What’s more summery than a thick, juicy hamburger? The sight, sound, and smell of a burger sizzling away on a grill (or a cast iron skillet) is irresistible. Whether beef, turkey, or veggie, a summer burger hits the spot.

I’ve always viewed burgers as a sort of meaty canvas. Although delicious on their own, they are at their best when toppings are thoughtfully piled on. There are a thousand ways to make a burger taste even better, and just about all of them involve cheese. It takes more than slicing up some pepper jack to up your burger game, however.

To create a next-level burger we need to think outside the box. Cheddar is not on this list. Neither is Gruyère or mozzarella. I’m not saying these cheeses are bad choices - they’re not. One of my favorite combinations is a bison burger with cheddar cheese and roasted Hatch chile peppers. (Seriously, these peppers are astoundingly tasty and only available at this time of year. Melissa’s Produce mail-orders them from California. They are stellar in potato salad, sandwiches and chili.) I’m just saying there are lots of other cheesy fish in the hamburger sea.

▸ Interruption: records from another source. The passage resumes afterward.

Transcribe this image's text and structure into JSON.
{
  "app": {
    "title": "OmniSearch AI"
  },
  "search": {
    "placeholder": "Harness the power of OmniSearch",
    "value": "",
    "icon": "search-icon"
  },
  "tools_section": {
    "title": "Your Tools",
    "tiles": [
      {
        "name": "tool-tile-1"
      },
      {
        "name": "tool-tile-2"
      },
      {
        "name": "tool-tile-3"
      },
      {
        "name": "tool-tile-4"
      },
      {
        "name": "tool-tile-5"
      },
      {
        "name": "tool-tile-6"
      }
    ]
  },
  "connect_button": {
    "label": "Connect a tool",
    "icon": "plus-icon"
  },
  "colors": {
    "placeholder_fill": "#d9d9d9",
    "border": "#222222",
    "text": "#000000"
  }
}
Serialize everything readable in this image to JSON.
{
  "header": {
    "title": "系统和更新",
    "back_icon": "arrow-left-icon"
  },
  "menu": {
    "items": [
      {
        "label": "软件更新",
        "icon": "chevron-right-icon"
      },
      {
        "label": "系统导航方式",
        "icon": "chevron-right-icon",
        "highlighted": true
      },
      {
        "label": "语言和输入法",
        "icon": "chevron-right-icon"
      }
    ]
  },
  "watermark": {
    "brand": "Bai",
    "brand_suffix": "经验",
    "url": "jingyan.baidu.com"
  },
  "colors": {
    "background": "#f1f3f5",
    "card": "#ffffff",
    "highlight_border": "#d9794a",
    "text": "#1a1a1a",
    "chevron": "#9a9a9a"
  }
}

This dense and supple cheese comes from the Val d’Aosta region of northern Italy. Made from cow milk, Fontina has a wonderfully nutty flavor, with just a hint of milky sweetness. It’s an excellent melter, making it a great choice for the grill. If you’re going for simplicity, top your beef or turkey burger with caramelized onions and a layer of cheese. If you’re looking to kick it up a notch, top your patty with Fontina and some lightly-fried basil. Coat the top bun with a healthy spread of tomato jam and dig in.

Feta cheese


More people are catching on to how delicious feta is on a burger. The briny, dense texture fits right in with the savory meat.

The secret is to choose the right feta. Most feta is made from either goat or sheep milk. Islands don’t have a lot of terrain, and cows need a lot of resources. Goats and sheep are the preferred livestock. Sheep milk feta tends to be fattier, giving your burger an even richer texture. Goat milk cheese will be tangy and a bit sharper.

And if you’re thinking feta, you might as well go full-Mediterranean and add on some Kalamata olive tapenade and chopped roasted red peppers.

Gouda cheese


This Dutch classic is a great choice for when you want to go big with your burger. The deep, sweet flavors of aged gouda set the table for all sorts of combinations. Swing by Karl’s Sausage Kitchen in Peabody and pick up some of their incredible triple-smoked bacon. Spread the slices out on a cookie sheet and liberally sprinkle maple seasoning on both sides and bake away. Top your burger with the bacon, a healthy layer of Gouda, and a drizzle of homemade Dr. Pepper barbecue sauce. Thrown in some Southern-fried sweet onion rings for luck. Better eat this one sitting down.

Soft cheeses

Triple Crème Cheeses

Have you ever tasted a cheese that was so creamy and dense it just melted in your mouth? So soft and thick you could scoop it out of the rind with a spoon? If so, you’ve probably experienced a triple-crème cheese.

I’m not talking about cream cheese in grey boxes on supermarket shelves. No way. I’m talking about cheeses like Brillat Savarin, Gratte Paille, and the (nearly) criminally-addictive Délice de Bourgogne. These guys boast some of the highest fat content of any cheese, hovering around 75%. To say they are soft, sweet, and creamy would be a massive understatement.

Triple-crème cheeses have a mild flavor, so use other condiments sparingly. Stone fruits like peaches and nectarines nicely compliment the delicate cheese flavor. It’s easy to make a batch of macerated peaches. Spoon some over a turkey burger and slather the cheese on the top bun. If the fruit is simply too good to mess with, don’t. Plenty of times I just smoosh fresh cherries or blueberries right on a beef hamburger, then apply the cheese. The contrast of fresh fruit and rich cheese and meat is delicious.

Because of their high fat content, these cheeses melt quickly. Spread on the cheese right before serving and bring plenty of napkins. This one gets messy.

Washed rind cheese

Washed Rind Cheeses

Made by applying liquid ( usually brine) to the rind as the wheel develops, washed-rind cheeses have a someone dicey reputation. On the one hand is often the smell, which can be...assertive. On the other hand, washed-rinds are opulent, gorgeously flavored cheeses that make for an amazing burger. Cheeses like Epoisses, von Trapp Oma, and Taleggio boast flavors and aromas that are buttery, woodsy, mushroomy, and even a bit meaty. They are serious cheeses that make serious burgers.

Mushrooms an easy choice for a topping here, but why stop there? The classic French trick of tossing sauteed mushrooms with breadcrumbs adds a light crunch to each bite. If you have the time and the inclination (and your cholesterol levels permit it), chop up some fresh Italian sausage and sauteed it with the mushrooms. While still hot, scoop in some cheese and stir it up so it becomes goopy and spreadable. Smear it over your burger and let summer roll on.